Als nieuwkomer in de homowereld was Wolf verbaasd over de ‘spelregels’ rond het uiterlijk. „Als je uit de kast komt, denk je: ik beland in een gemeenschap waar iederéén anders is, en elkaar daarom helpt. Maar toch worden mensen in allerlei hokjes geplaatst. Terwijl je denkt: jeetje, daar ben ik net uitgebroken.”

De obsessie van homomannen met een afgetraind lijf zou ook te maken hebben met de aidsepidemie in de jaren tachtig en negentig, schreef tijdschrift Dazed in 2020. Hoewel een gespierd lijf ook al vóór die tijd in zwang was, zorgden de beelden van doodzieke homomannen, die geen spieren konden opbouwen, ervoor dat een sterk, breed lichaam gezien werd als teken van gezondheid.

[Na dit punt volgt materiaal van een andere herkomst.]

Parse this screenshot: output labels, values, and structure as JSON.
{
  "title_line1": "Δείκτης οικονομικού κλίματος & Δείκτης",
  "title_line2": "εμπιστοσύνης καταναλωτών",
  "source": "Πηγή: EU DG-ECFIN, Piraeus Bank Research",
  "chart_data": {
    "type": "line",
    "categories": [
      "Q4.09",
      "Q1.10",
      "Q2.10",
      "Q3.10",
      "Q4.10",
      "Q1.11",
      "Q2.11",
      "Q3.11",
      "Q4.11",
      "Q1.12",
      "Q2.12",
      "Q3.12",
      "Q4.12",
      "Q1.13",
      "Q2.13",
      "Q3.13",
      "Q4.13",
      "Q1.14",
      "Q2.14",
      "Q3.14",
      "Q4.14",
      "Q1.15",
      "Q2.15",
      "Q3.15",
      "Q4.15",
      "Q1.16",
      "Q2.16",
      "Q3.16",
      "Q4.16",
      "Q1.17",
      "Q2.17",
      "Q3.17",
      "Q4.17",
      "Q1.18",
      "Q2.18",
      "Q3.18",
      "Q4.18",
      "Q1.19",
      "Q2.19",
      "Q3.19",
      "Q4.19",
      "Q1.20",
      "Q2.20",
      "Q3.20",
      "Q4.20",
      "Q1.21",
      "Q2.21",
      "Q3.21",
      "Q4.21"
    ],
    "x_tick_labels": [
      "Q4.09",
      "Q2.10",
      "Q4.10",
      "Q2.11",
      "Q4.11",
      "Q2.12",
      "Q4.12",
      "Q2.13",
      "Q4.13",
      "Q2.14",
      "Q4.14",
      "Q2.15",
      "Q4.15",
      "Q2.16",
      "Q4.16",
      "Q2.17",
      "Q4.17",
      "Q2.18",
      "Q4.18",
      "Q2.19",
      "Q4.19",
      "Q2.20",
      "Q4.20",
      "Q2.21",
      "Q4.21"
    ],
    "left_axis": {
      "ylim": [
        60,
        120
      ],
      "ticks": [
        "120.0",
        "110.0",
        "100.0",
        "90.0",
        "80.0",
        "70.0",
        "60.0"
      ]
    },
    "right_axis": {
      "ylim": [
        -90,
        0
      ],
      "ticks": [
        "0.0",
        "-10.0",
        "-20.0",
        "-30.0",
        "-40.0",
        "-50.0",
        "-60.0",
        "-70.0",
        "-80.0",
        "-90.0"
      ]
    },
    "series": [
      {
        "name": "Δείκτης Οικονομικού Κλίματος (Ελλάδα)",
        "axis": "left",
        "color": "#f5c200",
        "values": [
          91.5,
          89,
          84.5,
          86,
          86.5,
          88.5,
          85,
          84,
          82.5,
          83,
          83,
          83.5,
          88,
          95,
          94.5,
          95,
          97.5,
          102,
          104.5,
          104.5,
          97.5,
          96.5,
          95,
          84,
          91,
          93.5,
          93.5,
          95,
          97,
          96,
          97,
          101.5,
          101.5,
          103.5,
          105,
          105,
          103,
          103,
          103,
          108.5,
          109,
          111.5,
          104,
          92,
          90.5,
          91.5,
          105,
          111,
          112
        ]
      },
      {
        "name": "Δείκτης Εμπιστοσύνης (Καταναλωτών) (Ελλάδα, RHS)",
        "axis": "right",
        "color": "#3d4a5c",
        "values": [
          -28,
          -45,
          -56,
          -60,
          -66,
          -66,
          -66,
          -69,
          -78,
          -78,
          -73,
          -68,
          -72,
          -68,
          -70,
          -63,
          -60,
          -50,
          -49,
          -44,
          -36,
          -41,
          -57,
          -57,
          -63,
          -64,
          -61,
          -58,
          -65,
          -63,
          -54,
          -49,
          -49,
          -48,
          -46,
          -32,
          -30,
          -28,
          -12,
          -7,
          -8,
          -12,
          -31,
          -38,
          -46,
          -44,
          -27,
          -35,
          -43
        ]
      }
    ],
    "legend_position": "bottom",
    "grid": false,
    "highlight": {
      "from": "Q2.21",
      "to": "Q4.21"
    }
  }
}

De schadelijke kant van dit ideaal staat sinds kort op de radar van de wetenschap. Uit meerdere studies blijkt dat de mentale gezondheid van (vooral jonge) homomannen slechter is dan die van hetero’s.

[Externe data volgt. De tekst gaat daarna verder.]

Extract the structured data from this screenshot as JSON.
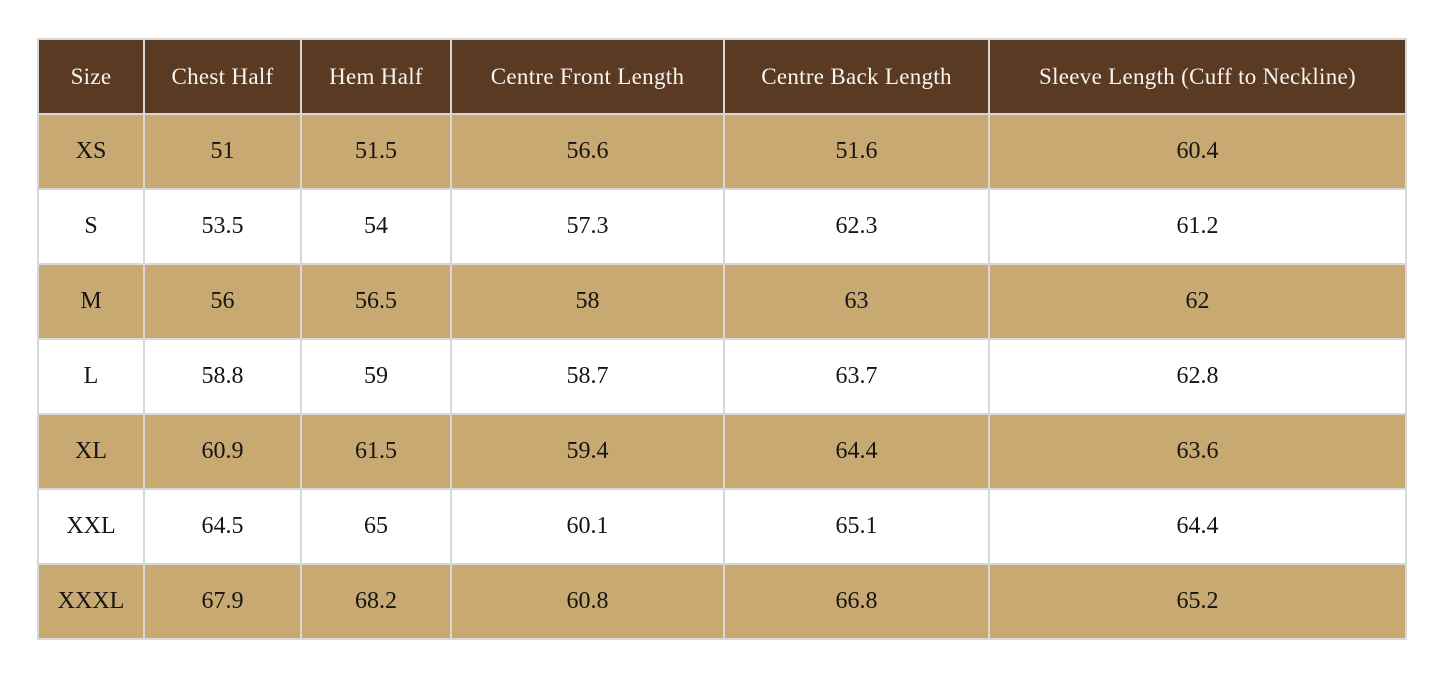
{
  "chart_data": {
    "type": "table",
    "columns": [
      "Size",
      "Chest Half",
      "Hem Half",
      "Centre Front Length",
      "Centre Back Length",
      "Sleeve Length (Cuff to Neckline)"
    ],
    "rows": [
      [
        "XS",
        51,
        51.5,
        56.6,
        51.6,
        60.4
      ],
      [
        "S",
        53.5,
        54,
        57.3,
        62.3,
        61.2
      ],
      [
        "M",
        56,
        56.5,
        58,
        63,
        62
      ],
      [
        "L",
        58.8,
        59,
        58.7,
        63.7,
        62.8
      ],
      [
        "XL",
        60.9,
        61.5,
        59.4,
        64.4,
        63.6
      ],
      [
        "XXL",
        64.5,
        65,
        60.1,
        65.1,
        64.4
      ],
      [
        "XXXL",
        67.9,
        68.2,
        60.8,
        66.8,
        65.2
      ]
    ]
  },
  "colors": {
    "header_bg": "#5a3a23",
    "header_text": "#f8f5f0",
    "row_alt_bg": "#c8a971",
    "row_bg": "#ffffff",
    "grid": "#d8d8d8",
    "body_text": "#151515"
  }
}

In onderzoeken sinds de jaren negentig werd vooral gezocht in de hoek van stigma, schrijft Them, zoals gepest worden of verstoten door je familie. De laatste jaren is de focus verschoven naar stressfactoren uit de gemeenschap zélf, die óók een belangrijke rol spelen in het feit dat homomannen vaker dan heteromannen kampen met depressie, verstoorde beleving van hun lichaam of drugsverslaving.

Foto Courtney Charles

Bemoedigend

Een in 2020 gepubliceerd onderzoek onder leiding van Harvard-hoogleraar psychologie John Pachankis toonde dat homomannen, naast discriminatie van buitenaf, ook lijden onder mores binnen de gayscene zelf. Vooral de nadruk op uiterlijk, status en seks en het voorkomen van racisme en gemeen gedrag zorgen voor mentale problemen.

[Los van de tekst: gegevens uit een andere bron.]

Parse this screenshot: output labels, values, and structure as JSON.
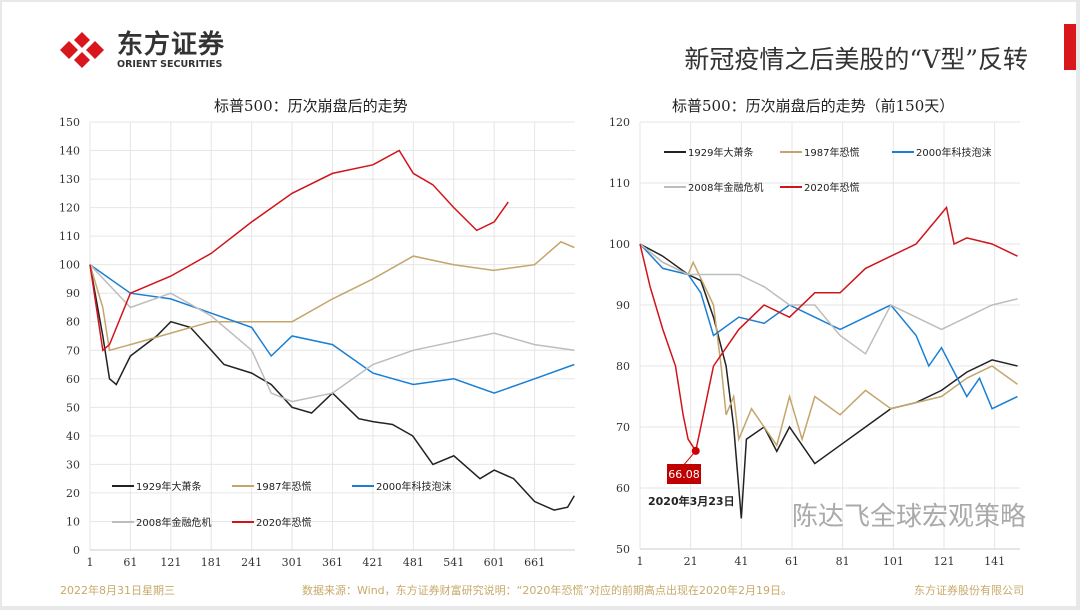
{
  "header": {
    "logo_cn": "东方证券",
    "logo_en": "ORIENT SECURITIES",
    "title": "新冠疫情之后美股的“V型”反转",
    "accent": "#d8161c"
  },
  "footer": {
    "date": "2022年8月31日星期三",
    "source": "数据来源：Wind，东方证券财富研究说明：“2020年恐慌”对应的前期高点出现在2020年2月19日。",
    "company": "东方证券股份有限公司"
  },
  "watermark": "陈达飞全球宏观策略",
  "chart_data": [
    {
      "type": "line",
      "title": "标普500：历次崩盘后的走势",
      "ylim": [
        0,
        150
      ],
      "yticks": [
        0,
        10,
        20,
        30,
        40,
        50,
        60,
        70,
        80,
        90,
        100,
        110,
        120,
        130,
        140,
        150
      ],
      "xlim": [
        1,
        721
      ],
      "xticks": [
        1,
        61,
        121,
        181,
        241,
        301,
        361,
        421,
        481,
        541,
        601,
        661
      ],
      "grid": true,
      "legend": "bottom-left",
      "series": [
        {
          "name": "1929年大萧条",
          "color": "#222222",
          "x": [
            1,
            20,
            30,
            40,
            61,
            100,
            121,
            150,
            181,
            200,
            241,
            270,
            301,
            330,
            361,
            400,
            421,
            450,
            480,
            510,
            541,
            580,
            601,
            630,
            661,
            690,
            710,
            720
          ],
          "y": [
            100,
            75,
            60,
            58,
            68,
            75,
            80,
            78,
            70,
            65,
            62,
            58,
            50,
            48,
            55,
            46,
            45,
            44,
            40,
            30,
            33,
            25,
            28,
            25,
            17,
            14,
            15,
            19
          ]
        },
        {
          "name": "1987年恐慌",
          "color": "#c4a56b",
          "x": [
            1,
            20,
            30,
            61,
            121,
            181,
            241,
            301,
            361,
            421,
            481,
            541,
            600,
            661,
            700,
            720
          ],
          "y": [
            100,
            85,
            70,
            72,
            76,
            80,
            80,
            80,
            88,
            95,
            103,
            100,
            98,
            100,
            108,
            106
          ]
        },
        {
          "name": "2000年科技泡沫",
          "color": "#1a7fd4",
          "x": [
            1,
            61,
            121,
            181,
            241,
            270,
            301,
            361,
            421,
            481,
            541,
            601,
            661,
            720
          ],
          "y": [
            100,
            90,
            88,
            83,
            78,
            68,
            75,
            72,
            62,
            58,
            60,
            55,
            60,
            65
          ]
        },
        {
          "name": "2008年金融危机",
          "color": "#bdbdbd",
          "x": [
            1,
            61,
            121,
            181,
            241,
            270,
            301,
            361,
            421,
            481,
            541,
            601,
            661,
            720
          ],
          "y": [
            100,
            85,
            90,
            82,
            70,
            55,
            52,
            55,
            65,
            70,
            73,
            76,
            72,
            70
          ]
        },
        {
          "name": "2020年恐慌",
          "color": "#d0141a",
          "x": [
            1,
            20,
            30,
            61,
            121,
            181,
            241,
            301,
            361,
            421,
            460,
            481,
            510,
            541,
            575,
            601,
            622
          ],
          "y": [
            100,
            70,
            72,
            90,
            96,
            104,
            115,
            125,
            132,
            135,
            140,
            132,
            128,
            120,
            112,
            115,
            122
          ]
        }
      ]
    },
    {
      "type": "line",
      "title": "标普500：历次崩盘后的走势（前150天）",
      "ylim": [
        50,
        120
      ],
      "yticks": [
        50,
        60,
        70,
        80,
        90,
        100,
        110,
        120
      ],
      "xlim": [
        1,
        151
      ],
      "xticks": [
        1,
        21,
        41,
        61,
        81,
        101,
        121,
        141
      ],
      "grid": true,
      "legend": "top-left",
      "annotation": {
        "x": 23,
        "y": 66.08,
        "label": "66.08",
        "date": "2020年3月23日"
      },
      "series": [
        {
          "name": "1929年大萧条",
          "color": "#222222",
          "x": [
            1,
            10,
            20,
            25,
            30,
            35,
            38,
            40,
            41,
            43,
            50,
            55,
            60,
            70,
            80,
            90,
            100,
            110,
            120,
            130,
            140,
            150
          ],
          "y": [
            100,
            98,
            95,
            94,
            88,
            80,
            70,
            60,
            55,
            68,
            70,
            66,
            70,
            64,
            67,
            70,
            73,
            74,
            76,
            79,
            81,
            80
          ]
        },
        {
          "name": "1987年恐慌",
          "color": "#c4a56b",
          "x": [
            1,
            10,
            20,
            22,
            30,
            33,
            35,
            38,
            40,
            45,
            50,
            55,
            60,
            65,
            70,
            80,
            90,
            100,
            110,
            120,
            130,
            140,
            150
          ],
          "y": [
            100,
            97,
            95,
            97,
            90,
            80,
            72,
            75,
            68,
            73,
            70,
            67,
            75,
            68,
            75,
            72,
            76,
            73,
            74,
            75,
            78,
            80,
            77
          ]
        },
        {
          "name": "2000年科技泡沫",
          "color": "#1a7fd4",
          "x": [
            1,
            10,
            20,
            25,
            30,
            40,
            50,
            60,
            70,
            80,
            90,
            100,
            110,
            115,
            120,
            130,
            135,
            140,
            150
          ],
          "y": [
            100,
            96,
            95,
            92,
            85,
            88,
            87,
            90,
            88,
            86,
            88,
            90,
            85,
            80,
            83,
            75,
            78,
            73,
            75
          ]
        },
        {
          "name": "2008年金融危机",
          "color": "#bdbdbd",
          "x": [
            1,
            10,
            20,
            30,
            40,
            50,
            60,
            70,
            80,
            90,
            100,
            110,
            120,
            130,
            140,
            150
          ],
          "y": [
            100,
            97,
            95,
            95,
            95,
            93,
            90,
            90,
            85,
            82,
            90,
            88,
            86,
            88,
            90,
            91
          ]
        },
        {
          "name": "2020年恐慌",
          "color": "#d0141a",
          "x": [
            1,
            5,
            10,
            15,
            18,
            20,
            23,
            25,
            30,
            40,
            50,
            60,
            70,
            80,
            90,
            100,
            110,
            120,
            122,
            125,
            130,
            140,
            150
          ],
          "y": [
            100,
            93,
            86,
            80,
            72,
            68,
            66.08,
            70,
            80,
            86,
            90,
            88,
            92,
            92,
            96,
            98,
            100,
            105,
            106,
            100,
            101,
            100,
            98
          ]
        }
      ]
    }
  ]
}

Hoe kan dat patroon worden doorbroken? Volgens Todd zou iedereen die in meer of mindere mate te maken heeft gehad met trauma gebaat zijn bij therapie. „De volgende stap van homo-emancipatie is elkaar daar bij te helpen.” Hoogleraar Pachankis benadrukt eveneens, in het artikel op Them , het belang van verdiepende queer-vriendschappen of mentorschap, waarbij oudere gays de jongere onder hun hoede nemen.

Toch zou het te makkelijk zijn, zegt Max Wolf, om de verantwoordelijkheid volledig bij homomannen zelf te leggen; de oorzaak ligt vaak bij een jeugd in een intolerante omgeving. „Daarom vind ik het bemoedigend dat middelbare scholen nu aan dingen doen als Paarse Vrijdag, en jongeren gemiddeld genomen eerder uit de kast komen. Dat draagt hopelijk bij aan een positiever zelfbeeld, omdat je langer aan jezelf en de nieuwe omgeving kunt wennen.”

Hoewel Merijn Koops het „rationeel” niet eens is met het schoonheidsideaal, en ondertussen hard werkt aan zijn zelfbeeld, vind hij het lastig om het ideaal te negeren. „Uiteindelijk wil je toch begeerd worden.” Een van zijn goede voornemens voor het nieuwe jaar, zo moet hij eerlijk toegeven: het krijgen van een sixpack.